Search icon

News

18th Aug 2021

Afghan mayor says she’s waiting for Taliban to ‘come and kill me’

Danny Jones

27-year-old is Afghanistan’s youngest female mayor and is now left with “no help”

Zarifa Ghafari, mayor of Maidan Shahr – the capital city of the Wardak Province – and the youngest in the country, has been left to fend for herself after senior members of the government and foreign officials managed to flee the country during the mass evacuation of Kabul over the weekend.

Speaking to iNews, Ghafari (27) has said she is now “sitting here waiting for [the Taliban] to come” and that there is “no one to help” her or her family. Aware of how the militant group has historically treated women under sharia law, she added: “they will come for people like me and kill me. I can’t leave my family. And anyway, where would I go?”

Just four days ago, she posted this hopefully tweet and insists she still believes “there is a future for this country”, but the seizing of Kabul and power, not to mention the reports of how women are already being treated in Afghanistan since the takeover, will no doubt have shirked her confidence.

Ghafari noted how she believed young people will “continue fighting for progress and our rights” as they continue to be aware of what is happening and communicate through social media. However, she also admits she did not believe the Taliban would take Kabul.

Afghan MP, Farzana Kochai, told iNews similar, stating that she did not believe the militant Islamist group would reinfiltrate the nation so swiftly. In contrast, Kochai now says tens of thousands of families are living on the streets, in parks and temporary camps outside Kabul in hopes.

Nevertheless, she knows that their safety and her own is far from secured and that displaced Afghans still face returning to live under Taliban rule. Either way, like Ghafari, she is staying to fight for women’s rights in the nation.

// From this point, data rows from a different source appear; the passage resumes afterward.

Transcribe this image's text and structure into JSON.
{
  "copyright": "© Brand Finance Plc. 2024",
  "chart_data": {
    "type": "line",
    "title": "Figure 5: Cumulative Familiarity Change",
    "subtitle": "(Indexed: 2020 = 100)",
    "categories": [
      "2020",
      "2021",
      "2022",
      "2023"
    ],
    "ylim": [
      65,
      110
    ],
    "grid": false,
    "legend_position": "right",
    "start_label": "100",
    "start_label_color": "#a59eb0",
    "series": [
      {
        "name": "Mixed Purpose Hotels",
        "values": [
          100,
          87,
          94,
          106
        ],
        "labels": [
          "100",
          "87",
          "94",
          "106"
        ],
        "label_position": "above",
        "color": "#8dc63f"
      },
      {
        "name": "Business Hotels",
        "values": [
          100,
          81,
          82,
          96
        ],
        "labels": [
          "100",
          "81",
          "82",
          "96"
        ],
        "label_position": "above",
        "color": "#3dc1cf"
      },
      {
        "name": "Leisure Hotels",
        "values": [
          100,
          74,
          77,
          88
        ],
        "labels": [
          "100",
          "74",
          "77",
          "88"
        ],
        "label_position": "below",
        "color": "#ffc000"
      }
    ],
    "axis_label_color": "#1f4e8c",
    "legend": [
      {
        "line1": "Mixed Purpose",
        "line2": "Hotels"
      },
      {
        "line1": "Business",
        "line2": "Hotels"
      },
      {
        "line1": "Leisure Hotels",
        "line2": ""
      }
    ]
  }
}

https://twitter.com/NahanniFontaine/status/1427645029074575381?s=20

Yesterday, Zabihullah Mujahid – the chief spokesman for the Taliban who made his first public appearance in the historical press conference – assured that women’s lives and rights would be protected under the new government.

He insisted that while the group remains a religious regime under sharia law (a doctrine that does not value women in the same standing as men), “there is a huge difference between us now and 20 years ago”. On the same day, reports of women being killed for not wearing burqas began to circulate.

Ghafari herself became publicly known when she won the mayoral election back in 2018 and has been reported that the Taliban have continuously threatened to kill her ever since. It is believed that forces are also going around Aghan cities and towns marking doors with pink paint to identify notable female individuals and other activists to revisit later, despite claims of amnesty.

In November of 2020, Ghafari’s father, General Abdul Wasi Ghafari, was gunned down just 20 days after a third attempt on her life failed. To protect Ghafari during the Taliban resurgence, she was given a job in the Defence Ministry in Kabul, looking after the welfare of soldiers and civilians injured in terror attacks.

The Afghan mayor’s work is vital but is now more difficult than ever following the coup. Once again, Mujahid claims that women will not only keep an active role in Afghan society but are even being encouraged to be a part of this new government.

However, many refuse to take the new leaders at their word as reports of more violence on the streets of Afghanistan emerge.